The first occurs with Butch Coolidge (Bruce Willis). Marsellus Wallace (Ving Rhames) is out to get Butch because Butch double-crossed him: he was supposed to go down in a boxing match but won brutally instead. After being cornered in a pawn shop by Marsellus, both characters are taken hostage by the store owner, Maynard (Duane Whitaker), and his police officer friend Zed (Peter Greene). It is revealed that Maynard and Zed are perverts who plan to rape Butch and Marsellus. They choose Marsellus to go first, and while they are in another room Butch breaks free. He is on his way out of the store but he pauses at the door and goes back to try to save Marsellus. He thereby decides to doubly risk his life at the hands either of Maynard and Zed (who want to rape and probably kill him for pleasure) or of Marsellus (who wants to kill him for the double-cross). Here we have, I believe, the ethical act at its purest: realizing that if the roles were reversed and he was being raped and tortured he would want Marsellus to come back for him, he does so for a man who not too long ago was firing a handgun at him. It seems to me this act takes the form of the death drive since Butch is driven even towards to uphold his ethical code. The problem with interpreting this as drive is that, as I mentioned above, this is something of a transformation for Butch. He is normally not a very ethical man: double-crossing a man who has given him a large sum of money to go down in a fight, even just the basic act of taking money to fix the match itself. And because Butch's story ends with this act, there is no real element of repetition in the diegesis of the film, an element which seems quite necessary to the drive.

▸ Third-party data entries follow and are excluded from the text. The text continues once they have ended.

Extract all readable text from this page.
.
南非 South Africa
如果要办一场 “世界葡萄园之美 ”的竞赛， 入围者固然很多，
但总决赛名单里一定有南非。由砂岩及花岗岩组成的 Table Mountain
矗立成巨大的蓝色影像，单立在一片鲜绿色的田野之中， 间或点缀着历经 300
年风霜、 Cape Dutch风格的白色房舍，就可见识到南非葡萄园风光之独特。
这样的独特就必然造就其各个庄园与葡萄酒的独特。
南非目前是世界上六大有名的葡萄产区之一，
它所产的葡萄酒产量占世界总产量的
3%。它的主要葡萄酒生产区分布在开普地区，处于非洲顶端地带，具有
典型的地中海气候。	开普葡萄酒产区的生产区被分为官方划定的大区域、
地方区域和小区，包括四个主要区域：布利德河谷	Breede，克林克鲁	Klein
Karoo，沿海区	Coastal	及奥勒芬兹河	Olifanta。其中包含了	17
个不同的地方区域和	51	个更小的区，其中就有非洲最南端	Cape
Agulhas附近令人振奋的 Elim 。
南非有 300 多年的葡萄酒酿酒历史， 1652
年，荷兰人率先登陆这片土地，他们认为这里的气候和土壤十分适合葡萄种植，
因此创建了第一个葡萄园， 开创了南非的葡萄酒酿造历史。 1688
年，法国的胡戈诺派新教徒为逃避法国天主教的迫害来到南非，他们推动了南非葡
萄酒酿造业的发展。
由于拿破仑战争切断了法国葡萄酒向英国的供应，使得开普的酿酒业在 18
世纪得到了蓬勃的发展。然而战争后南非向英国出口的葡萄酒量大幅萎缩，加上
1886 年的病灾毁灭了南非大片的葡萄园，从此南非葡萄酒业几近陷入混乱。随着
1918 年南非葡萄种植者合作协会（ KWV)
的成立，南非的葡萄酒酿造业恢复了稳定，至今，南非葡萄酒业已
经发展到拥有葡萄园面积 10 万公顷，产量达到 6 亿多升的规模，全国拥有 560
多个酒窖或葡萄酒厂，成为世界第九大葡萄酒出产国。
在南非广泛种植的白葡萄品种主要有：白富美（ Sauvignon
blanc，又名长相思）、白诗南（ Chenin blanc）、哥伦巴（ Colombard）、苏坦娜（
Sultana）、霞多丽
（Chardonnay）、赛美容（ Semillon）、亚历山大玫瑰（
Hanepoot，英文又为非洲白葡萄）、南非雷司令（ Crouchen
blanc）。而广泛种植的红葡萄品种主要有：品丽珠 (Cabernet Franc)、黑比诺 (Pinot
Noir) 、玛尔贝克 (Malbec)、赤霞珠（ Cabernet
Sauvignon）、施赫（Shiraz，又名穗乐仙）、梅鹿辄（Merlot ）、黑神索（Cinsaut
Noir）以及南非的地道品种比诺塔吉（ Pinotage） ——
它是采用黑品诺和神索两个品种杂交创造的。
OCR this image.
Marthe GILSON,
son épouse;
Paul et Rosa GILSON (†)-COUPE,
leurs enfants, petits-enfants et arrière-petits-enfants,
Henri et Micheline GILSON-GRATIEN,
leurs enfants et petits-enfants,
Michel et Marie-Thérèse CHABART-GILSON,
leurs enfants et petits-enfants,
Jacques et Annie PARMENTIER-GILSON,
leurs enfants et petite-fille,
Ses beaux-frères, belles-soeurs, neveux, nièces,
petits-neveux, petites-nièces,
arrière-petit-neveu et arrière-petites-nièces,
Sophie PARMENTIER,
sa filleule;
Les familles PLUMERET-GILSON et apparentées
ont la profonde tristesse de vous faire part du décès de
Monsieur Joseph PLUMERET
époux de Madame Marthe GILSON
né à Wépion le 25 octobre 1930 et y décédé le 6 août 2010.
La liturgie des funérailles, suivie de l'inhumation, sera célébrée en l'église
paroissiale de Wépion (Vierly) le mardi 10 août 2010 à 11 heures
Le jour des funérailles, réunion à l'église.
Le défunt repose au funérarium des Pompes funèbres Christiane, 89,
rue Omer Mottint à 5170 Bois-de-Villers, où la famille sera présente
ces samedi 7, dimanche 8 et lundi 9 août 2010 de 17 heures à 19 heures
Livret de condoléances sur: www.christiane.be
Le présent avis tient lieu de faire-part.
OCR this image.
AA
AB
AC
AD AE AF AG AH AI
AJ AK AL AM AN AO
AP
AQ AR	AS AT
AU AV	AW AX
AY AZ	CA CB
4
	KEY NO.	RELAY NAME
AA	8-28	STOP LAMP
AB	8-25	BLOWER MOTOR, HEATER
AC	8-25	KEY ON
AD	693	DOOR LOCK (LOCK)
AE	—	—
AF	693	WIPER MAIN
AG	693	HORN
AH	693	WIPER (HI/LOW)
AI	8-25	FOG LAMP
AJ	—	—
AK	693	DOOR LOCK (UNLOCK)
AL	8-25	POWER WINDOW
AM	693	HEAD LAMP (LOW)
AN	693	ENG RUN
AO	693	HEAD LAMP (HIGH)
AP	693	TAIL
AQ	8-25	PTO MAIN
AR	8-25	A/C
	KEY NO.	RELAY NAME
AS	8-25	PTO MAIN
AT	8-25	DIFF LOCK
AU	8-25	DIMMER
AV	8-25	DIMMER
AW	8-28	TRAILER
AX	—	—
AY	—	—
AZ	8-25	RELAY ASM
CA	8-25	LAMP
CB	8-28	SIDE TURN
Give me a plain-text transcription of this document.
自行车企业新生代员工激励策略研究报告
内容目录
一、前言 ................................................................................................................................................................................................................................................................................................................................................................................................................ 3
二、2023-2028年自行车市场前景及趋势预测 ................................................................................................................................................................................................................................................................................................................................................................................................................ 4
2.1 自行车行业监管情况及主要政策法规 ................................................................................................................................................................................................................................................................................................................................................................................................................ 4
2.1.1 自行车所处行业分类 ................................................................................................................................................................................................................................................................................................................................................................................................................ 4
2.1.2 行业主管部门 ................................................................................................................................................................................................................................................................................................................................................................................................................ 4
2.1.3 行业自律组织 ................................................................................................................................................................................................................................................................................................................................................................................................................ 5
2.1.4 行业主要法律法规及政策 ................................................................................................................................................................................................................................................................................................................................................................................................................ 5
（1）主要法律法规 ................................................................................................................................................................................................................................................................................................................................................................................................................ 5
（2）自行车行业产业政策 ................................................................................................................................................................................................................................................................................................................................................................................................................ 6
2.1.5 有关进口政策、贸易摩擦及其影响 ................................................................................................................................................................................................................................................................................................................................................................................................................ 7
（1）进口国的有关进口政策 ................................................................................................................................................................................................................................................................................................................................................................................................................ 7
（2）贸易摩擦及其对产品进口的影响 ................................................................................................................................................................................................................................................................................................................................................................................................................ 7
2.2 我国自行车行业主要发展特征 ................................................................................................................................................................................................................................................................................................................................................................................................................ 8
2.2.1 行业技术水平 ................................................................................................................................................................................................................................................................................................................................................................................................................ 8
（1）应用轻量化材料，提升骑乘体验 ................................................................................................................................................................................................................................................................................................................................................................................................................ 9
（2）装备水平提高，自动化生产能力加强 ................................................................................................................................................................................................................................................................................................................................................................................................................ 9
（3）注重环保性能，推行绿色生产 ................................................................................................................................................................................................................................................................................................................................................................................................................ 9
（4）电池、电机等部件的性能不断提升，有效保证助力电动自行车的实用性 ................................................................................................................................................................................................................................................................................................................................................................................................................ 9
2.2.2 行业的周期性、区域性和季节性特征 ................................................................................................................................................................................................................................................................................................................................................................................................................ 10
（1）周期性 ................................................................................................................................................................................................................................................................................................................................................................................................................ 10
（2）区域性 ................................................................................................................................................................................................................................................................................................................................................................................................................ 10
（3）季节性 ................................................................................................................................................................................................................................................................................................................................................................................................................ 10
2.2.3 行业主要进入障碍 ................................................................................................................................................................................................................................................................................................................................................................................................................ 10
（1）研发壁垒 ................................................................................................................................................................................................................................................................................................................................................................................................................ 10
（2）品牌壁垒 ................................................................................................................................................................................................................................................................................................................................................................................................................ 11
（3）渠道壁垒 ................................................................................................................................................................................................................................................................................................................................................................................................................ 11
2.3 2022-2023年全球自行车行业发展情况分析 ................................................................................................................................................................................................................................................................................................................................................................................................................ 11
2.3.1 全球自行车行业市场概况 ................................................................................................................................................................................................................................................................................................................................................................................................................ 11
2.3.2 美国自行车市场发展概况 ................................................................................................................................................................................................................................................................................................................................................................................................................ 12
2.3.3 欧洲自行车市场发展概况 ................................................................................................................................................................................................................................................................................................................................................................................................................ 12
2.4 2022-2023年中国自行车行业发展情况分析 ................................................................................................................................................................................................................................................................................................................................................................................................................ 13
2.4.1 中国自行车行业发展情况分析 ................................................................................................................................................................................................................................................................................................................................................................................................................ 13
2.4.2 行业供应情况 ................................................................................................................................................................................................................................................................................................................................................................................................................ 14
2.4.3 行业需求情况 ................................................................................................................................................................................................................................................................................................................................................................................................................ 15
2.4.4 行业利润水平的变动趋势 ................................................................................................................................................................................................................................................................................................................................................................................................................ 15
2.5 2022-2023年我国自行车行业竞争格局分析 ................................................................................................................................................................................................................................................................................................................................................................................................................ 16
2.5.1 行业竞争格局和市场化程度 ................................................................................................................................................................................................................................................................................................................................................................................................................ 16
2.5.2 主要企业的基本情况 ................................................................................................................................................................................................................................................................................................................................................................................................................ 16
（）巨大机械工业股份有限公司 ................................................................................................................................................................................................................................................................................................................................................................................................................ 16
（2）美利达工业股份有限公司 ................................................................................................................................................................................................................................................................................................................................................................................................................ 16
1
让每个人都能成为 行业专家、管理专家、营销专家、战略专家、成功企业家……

The second transformation occurs in the character of Jules Winnfield (Samuel L. Jackson) and takes almost the exact same structure. At the end of the movie Jules is in a diner which is being robbed. when one of the robbers attempts to take the suitcase which Jules has been trying to deliver to Marsellus Wallace, Jules turns the situation around, taking the robber's gun and pointing his own. He then recites Ezekiel 25:17 to the robber:
The path of the righteous man is beset on all sides by the inequities of the selfish and the tyranny of evil men. Blessed is he who, in the name of charity and good will, shepherds the weak through the valley of darkness, for he is truly his brother's keeper and the finder of lost children. And I will strike down upon thee with great vengeance and furious anger those who attempt to poison and destroy my brothers. And you will know my name is the Lord when I lay my vengeance upon you!
He quotes this line one other time during the movie, and claims to quote it whenever he is about to kill someone. In this case however he does not kill the robber and instead of interpreting himself as the "righteous man" or even the "Lord" himself as he seems to previously, he tells the robber, "you're the weak, and I'm the tyranny of evil men. But I'm trying, Ringo. I'm trying real hard to be the shepherd". He then gives the robber the money in his wallet and lets him leave the store. Here we have what is definitely an ethical act (side note: As I was thinking about it I considered that maybe the ethical act would be to force the robber to give everyone their money back, but that seems to fall into the trap of believing in the power of money, which at this point in the movie Jules definitely doesn't, and which we all probably shouldn't. On the other hand, money isn't going away, and maybe we need it to change the system. I don't know.) but this act takes the form of the drive slightly more than Butch's. Jules has a strange, pathological compulsion to repeat this quotation, and here at the end of the movie he transforms this previously unethical repetition into an ethical one.
I may elaborate on this post in the future.